Abstract

Spinal cord stimulation (SCS) is an established, effective method of treating chronic pain. High frequency stimulation (HFS) is an alternative SCS waveform that has been shown to alleviate pain but also necessitates more frequent recharging. The purpose of this pilot study is to evaluate efficacy of alternating conventional stimulation and HFS (termed "shuffle" stimulation) in improving SCS outcomes. Shuffle stimulation was designed to deliver conventional stimulation in upright positions with relative HFS in lying positions, automated through accelerometer technology. In this 13-week cross-over study, patients were randomized to receiving conventional and shuffle stimulation in four-week blocks. Pain outcomes and sensory testing were compared from preoperative baseline and at the conclusion of each study period. Twelve patients completed this study. Two patients showed no change from baseline visual analogue scale (VAS) with either type of stimulation and were excluded from statistical analysis of pain outcomes.
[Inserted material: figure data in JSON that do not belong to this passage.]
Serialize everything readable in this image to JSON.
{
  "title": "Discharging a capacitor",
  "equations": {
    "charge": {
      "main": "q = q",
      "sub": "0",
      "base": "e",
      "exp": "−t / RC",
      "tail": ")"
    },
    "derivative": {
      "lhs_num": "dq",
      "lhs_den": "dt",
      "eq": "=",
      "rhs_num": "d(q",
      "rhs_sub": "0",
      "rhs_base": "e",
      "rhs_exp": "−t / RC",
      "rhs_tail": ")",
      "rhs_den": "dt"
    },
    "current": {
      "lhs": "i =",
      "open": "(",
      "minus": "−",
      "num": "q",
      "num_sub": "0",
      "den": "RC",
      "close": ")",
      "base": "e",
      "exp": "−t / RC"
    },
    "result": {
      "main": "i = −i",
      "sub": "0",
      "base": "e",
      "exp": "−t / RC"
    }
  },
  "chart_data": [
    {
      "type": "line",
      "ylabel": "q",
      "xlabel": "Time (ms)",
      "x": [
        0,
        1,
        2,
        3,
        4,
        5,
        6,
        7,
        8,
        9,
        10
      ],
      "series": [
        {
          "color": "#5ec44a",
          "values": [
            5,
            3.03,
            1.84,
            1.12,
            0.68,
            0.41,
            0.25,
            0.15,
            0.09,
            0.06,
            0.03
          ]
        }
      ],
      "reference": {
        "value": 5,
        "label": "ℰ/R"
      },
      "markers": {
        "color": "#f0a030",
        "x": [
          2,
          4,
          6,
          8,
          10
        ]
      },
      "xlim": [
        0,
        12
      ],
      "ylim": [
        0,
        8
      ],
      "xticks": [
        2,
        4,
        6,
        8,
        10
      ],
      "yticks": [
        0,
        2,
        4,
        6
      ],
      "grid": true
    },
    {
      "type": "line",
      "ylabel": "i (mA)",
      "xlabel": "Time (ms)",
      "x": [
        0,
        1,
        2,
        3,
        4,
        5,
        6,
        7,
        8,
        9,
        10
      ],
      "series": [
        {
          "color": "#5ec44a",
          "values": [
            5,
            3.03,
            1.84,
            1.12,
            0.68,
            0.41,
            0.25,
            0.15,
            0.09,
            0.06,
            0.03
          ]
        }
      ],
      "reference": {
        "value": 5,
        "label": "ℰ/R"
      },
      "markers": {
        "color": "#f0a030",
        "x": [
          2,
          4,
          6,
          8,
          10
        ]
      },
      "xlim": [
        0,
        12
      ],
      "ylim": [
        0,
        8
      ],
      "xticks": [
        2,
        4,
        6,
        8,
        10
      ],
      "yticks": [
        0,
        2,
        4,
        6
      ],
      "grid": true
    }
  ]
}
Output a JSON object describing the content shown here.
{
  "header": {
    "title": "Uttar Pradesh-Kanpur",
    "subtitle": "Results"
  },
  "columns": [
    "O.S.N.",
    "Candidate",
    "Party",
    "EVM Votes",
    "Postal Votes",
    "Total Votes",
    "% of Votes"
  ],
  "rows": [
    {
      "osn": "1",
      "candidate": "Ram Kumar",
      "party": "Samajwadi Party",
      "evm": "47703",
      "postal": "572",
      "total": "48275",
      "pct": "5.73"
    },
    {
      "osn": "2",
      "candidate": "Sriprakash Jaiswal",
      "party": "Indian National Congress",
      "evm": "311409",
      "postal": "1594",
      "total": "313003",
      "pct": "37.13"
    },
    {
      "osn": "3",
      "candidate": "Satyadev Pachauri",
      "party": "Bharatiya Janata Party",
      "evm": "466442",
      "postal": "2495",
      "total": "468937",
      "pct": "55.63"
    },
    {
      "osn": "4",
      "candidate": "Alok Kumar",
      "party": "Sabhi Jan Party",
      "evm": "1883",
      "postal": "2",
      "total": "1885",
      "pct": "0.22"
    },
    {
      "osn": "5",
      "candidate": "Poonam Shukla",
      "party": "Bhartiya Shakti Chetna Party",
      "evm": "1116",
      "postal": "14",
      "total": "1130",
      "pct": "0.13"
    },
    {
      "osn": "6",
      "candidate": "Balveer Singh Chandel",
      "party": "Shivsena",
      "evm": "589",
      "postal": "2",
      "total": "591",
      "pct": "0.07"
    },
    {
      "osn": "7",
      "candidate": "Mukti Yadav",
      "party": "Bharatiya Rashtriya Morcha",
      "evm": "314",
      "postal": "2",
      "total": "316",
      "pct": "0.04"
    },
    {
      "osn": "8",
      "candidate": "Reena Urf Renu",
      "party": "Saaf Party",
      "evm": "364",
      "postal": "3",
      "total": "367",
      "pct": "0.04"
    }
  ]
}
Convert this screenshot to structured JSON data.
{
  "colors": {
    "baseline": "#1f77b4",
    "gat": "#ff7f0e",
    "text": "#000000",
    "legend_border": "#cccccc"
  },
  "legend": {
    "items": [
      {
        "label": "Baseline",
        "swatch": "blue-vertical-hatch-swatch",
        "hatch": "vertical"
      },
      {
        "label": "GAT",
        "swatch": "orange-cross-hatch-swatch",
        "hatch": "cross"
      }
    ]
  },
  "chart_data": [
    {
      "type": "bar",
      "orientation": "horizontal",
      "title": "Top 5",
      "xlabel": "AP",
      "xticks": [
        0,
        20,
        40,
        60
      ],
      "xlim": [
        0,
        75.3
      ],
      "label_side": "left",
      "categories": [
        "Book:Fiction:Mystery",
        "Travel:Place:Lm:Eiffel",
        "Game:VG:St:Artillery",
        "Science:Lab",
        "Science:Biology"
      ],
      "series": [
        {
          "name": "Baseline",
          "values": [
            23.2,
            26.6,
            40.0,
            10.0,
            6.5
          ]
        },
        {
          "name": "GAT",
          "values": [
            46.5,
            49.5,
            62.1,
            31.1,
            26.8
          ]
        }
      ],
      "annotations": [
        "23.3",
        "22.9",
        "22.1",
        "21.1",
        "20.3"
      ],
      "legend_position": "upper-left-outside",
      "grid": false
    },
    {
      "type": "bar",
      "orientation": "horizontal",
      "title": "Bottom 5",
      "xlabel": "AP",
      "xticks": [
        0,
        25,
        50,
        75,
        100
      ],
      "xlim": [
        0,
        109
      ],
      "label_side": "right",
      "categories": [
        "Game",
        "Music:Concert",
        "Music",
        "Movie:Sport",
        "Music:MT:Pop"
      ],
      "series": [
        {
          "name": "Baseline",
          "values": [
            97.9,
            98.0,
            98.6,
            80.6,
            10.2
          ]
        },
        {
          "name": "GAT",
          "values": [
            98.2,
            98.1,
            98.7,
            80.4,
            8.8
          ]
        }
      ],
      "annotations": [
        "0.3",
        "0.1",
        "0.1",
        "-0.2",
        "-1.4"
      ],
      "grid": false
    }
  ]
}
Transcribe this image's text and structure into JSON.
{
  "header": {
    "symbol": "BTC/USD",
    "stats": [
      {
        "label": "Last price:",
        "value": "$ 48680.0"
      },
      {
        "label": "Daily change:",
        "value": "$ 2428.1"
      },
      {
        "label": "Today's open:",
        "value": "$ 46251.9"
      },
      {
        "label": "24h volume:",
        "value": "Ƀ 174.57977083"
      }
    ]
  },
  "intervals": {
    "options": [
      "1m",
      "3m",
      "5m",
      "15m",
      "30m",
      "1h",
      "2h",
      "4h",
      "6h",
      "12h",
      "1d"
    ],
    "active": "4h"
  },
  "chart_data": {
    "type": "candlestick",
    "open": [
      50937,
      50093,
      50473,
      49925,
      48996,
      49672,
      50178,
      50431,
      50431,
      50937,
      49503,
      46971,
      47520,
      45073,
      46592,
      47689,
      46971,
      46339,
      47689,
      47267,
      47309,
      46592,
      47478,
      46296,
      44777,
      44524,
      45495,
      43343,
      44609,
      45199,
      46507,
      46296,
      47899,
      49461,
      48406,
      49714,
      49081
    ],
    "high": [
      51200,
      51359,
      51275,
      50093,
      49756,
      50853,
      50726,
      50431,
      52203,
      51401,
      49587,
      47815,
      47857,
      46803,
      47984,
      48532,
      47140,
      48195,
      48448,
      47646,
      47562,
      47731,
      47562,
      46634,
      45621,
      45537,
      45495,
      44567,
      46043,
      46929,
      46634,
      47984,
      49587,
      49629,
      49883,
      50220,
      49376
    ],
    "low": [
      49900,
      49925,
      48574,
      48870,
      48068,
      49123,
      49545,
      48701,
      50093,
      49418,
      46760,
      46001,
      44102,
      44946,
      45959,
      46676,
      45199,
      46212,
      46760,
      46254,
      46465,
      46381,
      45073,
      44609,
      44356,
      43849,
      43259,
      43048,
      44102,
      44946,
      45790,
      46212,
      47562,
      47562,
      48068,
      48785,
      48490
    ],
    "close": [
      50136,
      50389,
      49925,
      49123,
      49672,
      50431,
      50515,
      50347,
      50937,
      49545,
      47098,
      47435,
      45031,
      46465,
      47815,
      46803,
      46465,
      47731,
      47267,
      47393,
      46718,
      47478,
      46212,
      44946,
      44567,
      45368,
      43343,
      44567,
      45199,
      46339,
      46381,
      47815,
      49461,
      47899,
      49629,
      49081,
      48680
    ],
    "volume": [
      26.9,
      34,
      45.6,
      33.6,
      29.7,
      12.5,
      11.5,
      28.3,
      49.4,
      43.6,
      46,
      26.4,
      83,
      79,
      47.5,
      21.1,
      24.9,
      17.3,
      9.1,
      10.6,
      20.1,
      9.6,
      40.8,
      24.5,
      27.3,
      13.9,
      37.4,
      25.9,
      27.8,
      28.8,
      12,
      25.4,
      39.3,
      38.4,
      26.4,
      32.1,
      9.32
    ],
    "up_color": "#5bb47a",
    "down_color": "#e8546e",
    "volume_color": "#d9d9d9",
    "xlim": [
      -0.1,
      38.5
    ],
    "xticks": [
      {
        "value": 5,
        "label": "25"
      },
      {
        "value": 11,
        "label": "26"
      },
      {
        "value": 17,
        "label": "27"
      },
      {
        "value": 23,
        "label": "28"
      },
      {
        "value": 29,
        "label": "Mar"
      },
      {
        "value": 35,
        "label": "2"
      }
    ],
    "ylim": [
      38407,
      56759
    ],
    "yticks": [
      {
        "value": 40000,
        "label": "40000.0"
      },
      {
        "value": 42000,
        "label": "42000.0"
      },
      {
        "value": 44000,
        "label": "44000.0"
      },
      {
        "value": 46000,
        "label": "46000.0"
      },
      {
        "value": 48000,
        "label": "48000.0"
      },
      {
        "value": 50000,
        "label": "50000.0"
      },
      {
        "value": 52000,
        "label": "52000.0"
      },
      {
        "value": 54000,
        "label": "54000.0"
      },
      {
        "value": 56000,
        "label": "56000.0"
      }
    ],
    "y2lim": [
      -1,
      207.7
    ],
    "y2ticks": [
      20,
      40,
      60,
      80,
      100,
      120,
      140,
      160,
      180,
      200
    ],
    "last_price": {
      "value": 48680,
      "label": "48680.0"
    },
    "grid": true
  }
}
Mean numerical rating scale (NRS) scores assessing current pain were significantly lower in shuffle stimulation (4.0 ± 1.6) compared to conventional stimulation (5.8 ± 2.3) (p = 0.024). In the total cohort, 7 of 11 patients preferred shuffle over conventional stimulation. This study generated preliminary evidence showing improved NRS current pain scores in shuffle stimulation compared to conventional stimulation. More patients preferred shuffle stimulation compared to conventional stimulation. Optimizing stimulation when patients are recumbent may increase patient satisfaction and pain control. The potential advantages of shuffle stimulation may warrant further investigation.